Marzocco, canale verso il raddoppio

LIVORNO – La Torre del Marzocco vede il proprio canale di accesso allargarsi e tendere al raddoppiamento.

Dopo i risultati sodisfacenti di un primo allargamento della cosiddetta “strettoia” del Marzocco è in programma un ulteriore allargamento di accesso.

Med Ports a Livorno

Uno sforzo di ulteriore migliormaneto di ingresso in area portuale.

È questo il nuovo obiettivo dell’Autorità di Sistema Portuale del Mar Tirreno Settentrionale.

Nei giorni scorsi, in una riunione tecnica con la Capitaneria, i piloti e gli operatori portuali, ha proposto un progetto di escavo.

Si interverrebbe sui fondali in prossimità dei punti più stretti del canale di accesso, quelli in cui passano i tubi dell’Eni.

La zona vede la presenza della prestigiosa torre del Marzocco, eretta nella prima nmetà del XV seclo dai fiorentini.

Richiama un orgoglio antico, che si rifà all’area un tempo indicata come Porto Pisano e impiegata dalla Repubblica Marinara di Pisa.

Un orgoglio ed un cruccio costante, quello del veloce sedimento e il progressivo ritiro delle acque che comportò il suo abbandono.

Da quella perdita è nata Livorno e lo sviluppo portuale della città sembra tornare a ridare vigore ai luoghi originari della ricezione navale.

Si tratta di rimuovere complessivamente 20 mila metri cubi di sedime per arrivare a dare al canale una larghezza di 70 metri (dagli attuali 57 metri che sono il diametro di accesso attuale a prima operazione di allargamento avvenuta.)

Un canale di ingresso teso a raggiungere una profondità di 13 metri proprio laddove passano le tubazioni.

È una novità che potrebbe tradursi in nuovi importanti benefici per gli operatori portuali e, soprattutto, per le grandi compagnie.

Se infatti le simulazioni di manovra programmate dovessero dare un riscontro favorevole, i nuovi lavori di dragaggio potrebbero consentire di portare in Darsena Toscana le navi di ultima generazione senza più le limitazioni di carico attuali.

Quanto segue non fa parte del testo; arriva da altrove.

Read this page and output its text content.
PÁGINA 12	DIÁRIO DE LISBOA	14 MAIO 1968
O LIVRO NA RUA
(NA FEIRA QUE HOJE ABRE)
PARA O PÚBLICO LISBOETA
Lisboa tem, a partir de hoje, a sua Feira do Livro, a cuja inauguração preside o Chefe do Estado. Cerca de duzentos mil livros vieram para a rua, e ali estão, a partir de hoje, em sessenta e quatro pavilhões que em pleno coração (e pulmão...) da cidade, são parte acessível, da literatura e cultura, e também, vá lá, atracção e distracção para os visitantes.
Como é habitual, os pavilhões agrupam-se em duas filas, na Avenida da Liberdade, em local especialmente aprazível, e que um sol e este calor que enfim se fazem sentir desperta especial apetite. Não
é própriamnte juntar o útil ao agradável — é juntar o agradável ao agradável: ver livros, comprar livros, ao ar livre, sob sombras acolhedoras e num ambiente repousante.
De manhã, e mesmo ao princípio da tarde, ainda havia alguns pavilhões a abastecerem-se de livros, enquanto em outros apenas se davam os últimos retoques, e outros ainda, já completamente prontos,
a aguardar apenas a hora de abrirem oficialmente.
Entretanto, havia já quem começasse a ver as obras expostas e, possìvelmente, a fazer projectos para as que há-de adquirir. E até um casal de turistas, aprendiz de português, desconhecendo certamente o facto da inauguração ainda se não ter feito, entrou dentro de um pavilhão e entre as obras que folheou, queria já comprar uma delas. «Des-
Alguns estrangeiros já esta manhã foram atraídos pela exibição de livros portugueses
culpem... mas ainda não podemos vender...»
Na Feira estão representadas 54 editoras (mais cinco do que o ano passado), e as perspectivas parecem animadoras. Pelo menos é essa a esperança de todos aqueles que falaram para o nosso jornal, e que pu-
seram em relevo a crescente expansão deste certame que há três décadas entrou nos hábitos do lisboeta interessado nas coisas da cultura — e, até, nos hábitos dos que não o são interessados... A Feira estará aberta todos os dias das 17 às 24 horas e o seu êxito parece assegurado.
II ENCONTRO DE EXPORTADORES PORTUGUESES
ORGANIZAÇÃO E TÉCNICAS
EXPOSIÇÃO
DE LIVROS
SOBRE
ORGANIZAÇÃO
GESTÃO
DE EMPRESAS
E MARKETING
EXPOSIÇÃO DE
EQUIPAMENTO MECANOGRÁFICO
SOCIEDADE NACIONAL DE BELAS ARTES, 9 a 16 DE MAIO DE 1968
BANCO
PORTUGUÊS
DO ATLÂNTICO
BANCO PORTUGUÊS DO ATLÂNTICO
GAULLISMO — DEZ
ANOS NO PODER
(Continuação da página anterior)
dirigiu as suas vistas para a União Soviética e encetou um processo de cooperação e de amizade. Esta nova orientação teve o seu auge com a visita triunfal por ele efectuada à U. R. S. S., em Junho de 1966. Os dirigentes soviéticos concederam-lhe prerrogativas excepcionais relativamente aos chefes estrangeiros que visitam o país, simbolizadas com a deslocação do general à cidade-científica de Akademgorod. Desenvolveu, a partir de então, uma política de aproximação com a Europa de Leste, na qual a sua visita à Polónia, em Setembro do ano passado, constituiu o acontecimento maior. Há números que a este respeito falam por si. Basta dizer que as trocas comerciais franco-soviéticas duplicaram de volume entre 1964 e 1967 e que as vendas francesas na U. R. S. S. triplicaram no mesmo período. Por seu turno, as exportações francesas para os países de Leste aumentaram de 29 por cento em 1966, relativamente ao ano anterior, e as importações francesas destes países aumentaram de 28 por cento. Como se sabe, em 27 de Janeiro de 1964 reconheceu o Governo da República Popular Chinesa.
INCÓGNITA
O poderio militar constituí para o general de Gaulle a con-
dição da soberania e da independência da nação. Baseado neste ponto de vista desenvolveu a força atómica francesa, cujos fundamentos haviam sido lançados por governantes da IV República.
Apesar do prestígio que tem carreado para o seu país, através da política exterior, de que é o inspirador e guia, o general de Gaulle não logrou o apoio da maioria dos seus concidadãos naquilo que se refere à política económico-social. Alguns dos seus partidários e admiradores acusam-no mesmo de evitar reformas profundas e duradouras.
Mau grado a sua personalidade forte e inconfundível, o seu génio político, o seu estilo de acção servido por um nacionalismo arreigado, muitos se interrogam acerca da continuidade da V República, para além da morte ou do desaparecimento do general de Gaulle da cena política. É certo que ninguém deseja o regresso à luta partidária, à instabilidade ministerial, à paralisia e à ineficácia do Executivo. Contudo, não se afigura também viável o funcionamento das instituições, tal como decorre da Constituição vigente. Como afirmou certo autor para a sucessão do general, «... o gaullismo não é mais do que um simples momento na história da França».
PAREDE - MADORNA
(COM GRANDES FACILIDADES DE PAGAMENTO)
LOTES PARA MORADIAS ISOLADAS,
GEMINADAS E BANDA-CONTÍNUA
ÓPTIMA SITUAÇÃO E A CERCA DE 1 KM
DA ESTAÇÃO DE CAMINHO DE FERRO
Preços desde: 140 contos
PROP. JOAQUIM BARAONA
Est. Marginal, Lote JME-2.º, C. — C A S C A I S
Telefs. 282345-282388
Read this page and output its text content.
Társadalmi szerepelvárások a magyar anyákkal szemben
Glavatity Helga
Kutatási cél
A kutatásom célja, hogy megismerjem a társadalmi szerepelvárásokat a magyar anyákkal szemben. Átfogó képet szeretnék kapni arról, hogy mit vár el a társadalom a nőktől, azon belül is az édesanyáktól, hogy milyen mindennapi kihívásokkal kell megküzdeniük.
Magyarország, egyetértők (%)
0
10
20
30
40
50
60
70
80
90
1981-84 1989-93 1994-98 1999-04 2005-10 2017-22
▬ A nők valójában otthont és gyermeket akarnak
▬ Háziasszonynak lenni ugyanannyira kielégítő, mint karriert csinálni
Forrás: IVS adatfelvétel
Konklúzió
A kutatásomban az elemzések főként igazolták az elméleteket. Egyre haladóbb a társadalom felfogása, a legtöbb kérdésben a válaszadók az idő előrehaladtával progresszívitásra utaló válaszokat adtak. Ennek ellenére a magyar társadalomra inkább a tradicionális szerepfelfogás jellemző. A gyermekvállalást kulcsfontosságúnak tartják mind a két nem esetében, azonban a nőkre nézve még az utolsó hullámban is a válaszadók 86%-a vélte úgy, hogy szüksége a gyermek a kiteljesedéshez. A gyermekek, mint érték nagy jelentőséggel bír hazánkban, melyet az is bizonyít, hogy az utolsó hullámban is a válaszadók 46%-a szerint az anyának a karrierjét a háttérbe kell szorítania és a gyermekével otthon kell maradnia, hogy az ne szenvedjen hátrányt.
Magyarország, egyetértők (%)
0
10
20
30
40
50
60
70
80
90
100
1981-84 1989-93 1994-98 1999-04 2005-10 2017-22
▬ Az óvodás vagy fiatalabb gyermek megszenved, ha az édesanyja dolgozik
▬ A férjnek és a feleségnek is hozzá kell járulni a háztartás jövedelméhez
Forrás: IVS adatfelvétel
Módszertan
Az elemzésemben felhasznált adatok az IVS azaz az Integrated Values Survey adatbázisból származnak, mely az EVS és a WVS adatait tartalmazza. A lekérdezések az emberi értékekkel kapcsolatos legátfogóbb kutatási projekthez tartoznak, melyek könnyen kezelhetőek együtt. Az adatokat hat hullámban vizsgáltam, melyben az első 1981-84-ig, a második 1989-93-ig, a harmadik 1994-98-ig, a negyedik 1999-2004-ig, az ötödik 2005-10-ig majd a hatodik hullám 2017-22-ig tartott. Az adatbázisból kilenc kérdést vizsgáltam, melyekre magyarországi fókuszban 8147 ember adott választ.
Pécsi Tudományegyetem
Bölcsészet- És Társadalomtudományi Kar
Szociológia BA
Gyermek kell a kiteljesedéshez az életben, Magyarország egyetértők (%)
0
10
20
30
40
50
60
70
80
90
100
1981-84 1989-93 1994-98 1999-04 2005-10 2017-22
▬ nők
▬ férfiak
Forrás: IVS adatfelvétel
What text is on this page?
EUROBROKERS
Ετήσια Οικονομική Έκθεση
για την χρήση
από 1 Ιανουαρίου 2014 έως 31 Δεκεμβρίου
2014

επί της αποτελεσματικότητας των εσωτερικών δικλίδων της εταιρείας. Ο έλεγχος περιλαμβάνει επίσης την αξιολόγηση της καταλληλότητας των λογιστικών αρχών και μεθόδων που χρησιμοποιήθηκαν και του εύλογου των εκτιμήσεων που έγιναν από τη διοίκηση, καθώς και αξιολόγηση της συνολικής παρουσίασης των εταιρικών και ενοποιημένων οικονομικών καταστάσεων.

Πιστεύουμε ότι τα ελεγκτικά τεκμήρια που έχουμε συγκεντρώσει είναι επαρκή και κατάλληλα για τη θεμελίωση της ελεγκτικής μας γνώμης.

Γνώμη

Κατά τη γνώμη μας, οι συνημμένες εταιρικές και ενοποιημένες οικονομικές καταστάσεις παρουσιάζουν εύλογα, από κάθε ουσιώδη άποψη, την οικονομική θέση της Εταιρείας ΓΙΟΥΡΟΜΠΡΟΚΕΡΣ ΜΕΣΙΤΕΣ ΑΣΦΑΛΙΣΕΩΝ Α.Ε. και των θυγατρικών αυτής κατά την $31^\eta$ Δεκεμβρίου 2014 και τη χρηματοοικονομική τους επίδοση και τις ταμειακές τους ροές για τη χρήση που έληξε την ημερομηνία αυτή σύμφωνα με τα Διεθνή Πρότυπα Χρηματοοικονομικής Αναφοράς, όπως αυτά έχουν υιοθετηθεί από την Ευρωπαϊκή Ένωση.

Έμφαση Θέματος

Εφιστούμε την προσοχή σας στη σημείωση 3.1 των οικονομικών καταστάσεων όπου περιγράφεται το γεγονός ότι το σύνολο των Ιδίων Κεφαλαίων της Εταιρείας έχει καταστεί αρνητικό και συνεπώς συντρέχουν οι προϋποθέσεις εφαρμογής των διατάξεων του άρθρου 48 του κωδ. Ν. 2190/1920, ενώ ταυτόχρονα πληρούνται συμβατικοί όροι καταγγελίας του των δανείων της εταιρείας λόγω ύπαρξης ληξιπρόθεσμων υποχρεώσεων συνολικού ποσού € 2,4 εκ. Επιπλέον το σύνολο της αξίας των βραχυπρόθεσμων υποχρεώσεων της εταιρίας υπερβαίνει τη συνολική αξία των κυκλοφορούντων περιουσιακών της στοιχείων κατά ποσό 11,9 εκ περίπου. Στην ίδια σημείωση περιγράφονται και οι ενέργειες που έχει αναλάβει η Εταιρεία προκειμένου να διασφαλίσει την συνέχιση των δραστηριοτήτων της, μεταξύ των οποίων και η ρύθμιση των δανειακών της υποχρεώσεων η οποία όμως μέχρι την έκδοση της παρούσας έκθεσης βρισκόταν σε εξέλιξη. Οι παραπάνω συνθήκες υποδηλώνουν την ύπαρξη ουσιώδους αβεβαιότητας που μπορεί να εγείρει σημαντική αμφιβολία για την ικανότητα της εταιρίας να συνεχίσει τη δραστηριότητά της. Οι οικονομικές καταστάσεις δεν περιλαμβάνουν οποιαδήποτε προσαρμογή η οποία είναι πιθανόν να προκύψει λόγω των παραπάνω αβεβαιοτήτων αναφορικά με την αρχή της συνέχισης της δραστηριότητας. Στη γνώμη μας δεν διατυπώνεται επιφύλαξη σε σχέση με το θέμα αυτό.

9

Tanto per fare un esempio: attualemnte le unità navali larghe 42.8 metri entrano a carico ridotto con un pescaggio di 10,75 metri, mentre il target di progetto – se raggiunto – tende a consentire un pescaggio di 12 metri, che significa livelli di carico maggiori.

L’intervento ha un costo di poche centinaia di migliaia di euro ed è prevista che venga finanziato dal Lorenzini Terminal e dal Terminal Darsena Toscana.

Dopo i primi lavori di allargamento e quelli di realizzazione di illuminazione notturna del canale di accesso, la nuova opera rappresenta un ulteriore passo in avanti per dare al porto la massima operatività possibile.

Insomma un nuovo progetto per rispondere alla sfida più importante.

Attirare la movimentazione delle grandi navi col minor disagio possibile.